We have provided some processed data in the data folder. They can be read using pickle.read Some key files are:

  • npi2trial.pkl: The linked relationship between NPI and NCTID.
  • npi_info_dict.pkl: The clinician information extracted from CMS data, including location information and other public information.
  • payment_dict.pkl: The processed CMS dataset.

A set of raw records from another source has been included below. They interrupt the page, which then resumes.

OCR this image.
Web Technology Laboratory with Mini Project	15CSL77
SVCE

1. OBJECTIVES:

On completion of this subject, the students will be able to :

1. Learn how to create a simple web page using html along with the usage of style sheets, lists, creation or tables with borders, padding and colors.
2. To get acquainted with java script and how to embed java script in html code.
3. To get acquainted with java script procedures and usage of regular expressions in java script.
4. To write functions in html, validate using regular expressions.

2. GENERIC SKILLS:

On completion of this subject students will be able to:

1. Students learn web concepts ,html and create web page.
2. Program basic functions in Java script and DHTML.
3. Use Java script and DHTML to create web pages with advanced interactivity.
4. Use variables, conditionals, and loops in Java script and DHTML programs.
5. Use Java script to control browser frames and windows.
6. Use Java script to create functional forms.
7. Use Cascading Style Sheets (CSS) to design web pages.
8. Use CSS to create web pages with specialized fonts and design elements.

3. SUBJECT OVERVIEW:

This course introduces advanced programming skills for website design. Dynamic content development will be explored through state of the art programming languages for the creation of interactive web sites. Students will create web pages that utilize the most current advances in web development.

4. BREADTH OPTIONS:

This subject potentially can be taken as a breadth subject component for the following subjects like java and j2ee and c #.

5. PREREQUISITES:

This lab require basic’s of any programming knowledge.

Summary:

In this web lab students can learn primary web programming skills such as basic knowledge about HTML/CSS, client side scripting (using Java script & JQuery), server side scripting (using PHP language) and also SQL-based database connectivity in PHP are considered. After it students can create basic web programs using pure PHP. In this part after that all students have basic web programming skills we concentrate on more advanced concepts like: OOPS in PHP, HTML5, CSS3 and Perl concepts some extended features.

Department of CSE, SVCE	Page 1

Recording the payment record from each trial identified by NCTID to each clinician or teaching hospital identified by NPI.
  • ie_extracted_clinical_trials.tsv: The processed trial criteria using the Clinical-Trial-Parser.

Notebook files

01 - Data preprocessing

  • 01_A_process_payment_data.ipynb: Extract the clinical trial and clinician relationship from the OpenPayment data.
  • 01_B_process_trial_info.ipynb: Parse clinical trial information from trial XML documents.
  • 01_C_process_trial_criteria_embd.ipynb: Generate the trial criteria embeddings using ClinicalBERT.
  • 01_D_process_trial_summary_embd.ipynb: Generate the trial summary embeddings using ClinicalBERT.
  • 01_E_process_claims_data.ipynb: Process the ICD codes in the claims data.
  • 01_F_process_clinician_info.ipynb: Extract the clinician information from the CMS data.
  • 01_G_process_geo_data.ipynb: Extract demographics information (e.g., racial and ethnicity distributions) from the regional data.

02 - Data linkage

  • 02_A_gen_trial_npi_relation.ipynb: Link and filter trials and clinicians information.
  • 02_B_get_trial_phase.ipynb: Get trial phase and condition information.
  • 02_C_get_stat.ipynb: Get basic data statistics of the dataset we built.

03 - Builiding recommendation dataset

  • 03_A_gen_atom_file.ipynb: Build the atomic dataset under regular setting for recommendation model training, based on the requirement of the RecBole package.
  • 03_A_gen_zeroshot_atom_file.ipynb: Build the atomic dataset under temporal setting for recommendation model training, based on the requirement of the RecBole package.

04 - Model training and evaluations

  • 04_train_doctr.ipynb: We build and evaluate the proposed DocTr model.

05 - Additional analysis

  • 05_A_get_competing_trial.ipynb: We extract the competing trials from the trial relationships.
  • 05_B_fairness_analysis.ipynb: We run the genetic algorithm to improve the fairness of the recommendation results, and report the results. The genetic algorithm is in genetic.py.